How to manage Python package versions installed in docker images and in running containers

Question

I want to control and monitor the versions of custom python packages installed on containers. This is for controlled, incremental releases of new custom python packages into low risk or test containers prior to deploying them to more high risk or production containers.

For example, I might want to update a fraction of the containers with the new Python packages iteratively, until all of them are updated.

Without knowing about a utility to do this for me, I have an idea which might explain some of what I want to accomplish-

The best idea I can come up with is to make the Python package versions an argument during the image build, pass those versions to pip in the Dockerfile, and register those versions in a text file (e.g. MYPACKAGES.json) on the image as the last step of the Dockerfile. That allows me to run a command (cat MYPACKAGES.json) across all of my containers to print all of those Python package versions from the running containers and choose which ones need to and should be upgraded.

Is there a cleaner way to do this with an existing utility?

Answer 1

The standard Python packaging tools already essentially support the workflow you're describing.

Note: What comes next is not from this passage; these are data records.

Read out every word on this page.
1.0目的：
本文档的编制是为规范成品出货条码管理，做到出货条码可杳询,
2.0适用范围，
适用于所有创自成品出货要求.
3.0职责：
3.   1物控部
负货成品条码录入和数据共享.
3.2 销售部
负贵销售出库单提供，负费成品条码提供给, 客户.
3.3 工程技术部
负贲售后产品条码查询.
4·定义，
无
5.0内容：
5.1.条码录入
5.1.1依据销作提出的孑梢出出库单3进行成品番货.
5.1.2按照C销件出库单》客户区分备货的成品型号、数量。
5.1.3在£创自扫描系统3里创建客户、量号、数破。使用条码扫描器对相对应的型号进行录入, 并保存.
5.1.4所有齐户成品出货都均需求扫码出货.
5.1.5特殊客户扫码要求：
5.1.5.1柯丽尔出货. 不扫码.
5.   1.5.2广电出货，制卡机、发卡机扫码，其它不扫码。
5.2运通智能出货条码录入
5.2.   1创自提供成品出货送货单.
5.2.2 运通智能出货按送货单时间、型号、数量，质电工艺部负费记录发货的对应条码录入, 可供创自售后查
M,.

If you're using "classic" setup.py, then that file will list packages your application directly depends on and a range of acceptable versions; you can then run pip freeze to create a requirements.txt file that includes every package you directly or indirectly use and exact versions. Similarly, if you're using Pipenv, its Pipfile and Pipfile.lock carry version ranges and exact versions.

When you build your Docker image, you should make sure you have the lock file to get the exact versions.

FROM python:3.9
WORKDIR /app
COPY requirements.txt .  # with exact versions
RUN pip install -r requirements.txt
COPY . .
RUN pip install .        # also install application into "system" Python
CMD ["my_app"]

This implies using a non-Docker virtual environment for day-to-day development, unit testing, and pre-deployment testing. This is probably a good idea in any case, since Docker's isolation mechanisms can add some significant challenges if you're trying to use tools that only live inside a container.

I might want to update a fraction of the containers with the new Python packages iteratively, until all of them are updated.

If you otherwise have good Kubernetes practices, this is possible.

In the very simplest version of this, you'll detect some compatibility problem at startup time, and new pods will just crash if the library stack doesn't work. In that case you don't need to do much. Make sure every build of your application has a distinct Docker image tag, and change the image: in your Deployment spec. Kubernetes on its own will start deploying new Pods with the new image, and will only tear down old Pods when the new ones successfully pass their health checks.

You could do something similar with two separate Deployments if you wanted more control over the process. You could label them for example "blue" and "green", make the same Service select both sets of Pods, and use kubectl scale deployment to change the number of replicas of each until you're fully switched over.

If you do build exact library dependencies into your Docker images, and you do give each image a distinct tag, then a still better path is to set up an integration-test environment. Run a complete copy of the application there including your proposed library updates, and make sure you have good enough tests to be able to know whether it works or not. If you run successfully in this environment (especially with library updates) it's very likely then you'll also run identical images successfully in production, so you're probably okay to jump straight to the "update the Deployment" step without the more complex blue/green deployment setup.